Taormina perde i fondi del decreto liquidità

TAORMINA – “L’Amministrazione dovrà chiarire in Consiglio comunale perché non sono stati chiesti al governo le somme disponibili nel fondo liquidità del Decreto Rilancio per i debiti del Comune di Taormina”. Così l’opposizione va in pressing sui vertici di Palazzo dei Giurati e annuncia la presentazione di un ordine del giorno urgente nel quale si chiederà conto in Consiglio comunale alla maggioranza del sindaco Mario Bolognari sul perché il Comune non abbia fatto richiesta di accesso alle risorse che venivano messe a disposizione dal governo nel Decreto Rilancio, tramite la Cassa Depositi e Prestiti e dalle quali si sarebbero potuti ottenere subito i 18 milioni di euro (poi pagabili in 30 anni) che il Comune è chiamato a risanare attraverso il piano di riequilibrio in corso. Secondo la relativa circolare, la richiesta da parte del Comune di Taormina, per accedere a queste risorse, andava fatta tra il 15 giugno e il 7 luglio scorso, con il pagamento che sarebbe poi stato disposto entro il 24 luglio.

Secondo l’opposizione si sarebbero potuti ottenere già entro la fine di questo mese somme riguardanti non solo la copertura dei 18 milioni di euro che il Comune è impegnato a ripianare nel piano di riequilibrio finanziario, ma anche ulteriori cifre riguardando l’esposizione sul fronte delle partecipate, quindi per Asm e il Consorzio Rete Fognante.
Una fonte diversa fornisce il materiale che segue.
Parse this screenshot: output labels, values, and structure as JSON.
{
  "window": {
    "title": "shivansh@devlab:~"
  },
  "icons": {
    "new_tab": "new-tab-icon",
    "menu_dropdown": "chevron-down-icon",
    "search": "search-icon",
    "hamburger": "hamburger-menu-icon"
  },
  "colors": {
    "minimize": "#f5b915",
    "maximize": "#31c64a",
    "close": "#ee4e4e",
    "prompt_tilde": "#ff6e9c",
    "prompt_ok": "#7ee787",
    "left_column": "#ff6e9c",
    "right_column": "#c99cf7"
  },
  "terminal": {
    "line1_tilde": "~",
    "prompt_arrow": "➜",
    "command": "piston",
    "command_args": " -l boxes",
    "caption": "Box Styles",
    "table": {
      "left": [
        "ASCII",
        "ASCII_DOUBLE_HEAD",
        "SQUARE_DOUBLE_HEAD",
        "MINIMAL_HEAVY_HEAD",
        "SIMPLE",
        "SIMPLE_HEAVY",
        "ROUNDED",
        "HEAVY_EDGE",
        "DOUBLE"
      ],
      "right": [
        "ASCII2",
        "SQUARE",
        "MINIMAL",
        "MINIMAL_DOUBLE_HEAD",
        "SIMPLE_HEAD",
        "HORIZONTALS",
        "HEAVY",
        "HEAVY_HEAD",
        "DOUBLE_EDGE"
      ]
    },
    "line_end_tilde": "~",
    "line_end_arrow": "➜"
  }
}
Spiegazioni su questa scelta di non aderire al fondo sarebbero state chieste dalla minoranza già in questi giorni ma non sono arrivate risposte in tal senso e allora la discussione andrà in aula.

“Chiederemo di avere contezza sul perché l’Amministrazione non abbia attivato le procedure che avrebbero consentito di accedere al fondo di liquidità del DL Rilancio, e alla relativa dotazione messa a disposizione tramite la Cassa Depositi e Prestiti. “L’opportunità riguardava tutti i comuni che in oggetto al poter sanare i loro debiti fuori bilancio avrebbero potuto attingere alla Cassa Depositi e Prestiti per ottenere un finanziamento di tutte le somme, con pagamento trentennale”, ha rimarcato il consigliere Salvo Cilona. La questione è stata sollevata di recente proprio dall’ex assessore al Bilancio nella precedente amministrazione Giardina. La procedura – sempre secondo l’opposizione – avrebbe bypassato anche il piano di riequilibrio in atto e la somma che avremmo chiesto sarebbe stata restituibile in 30 anni.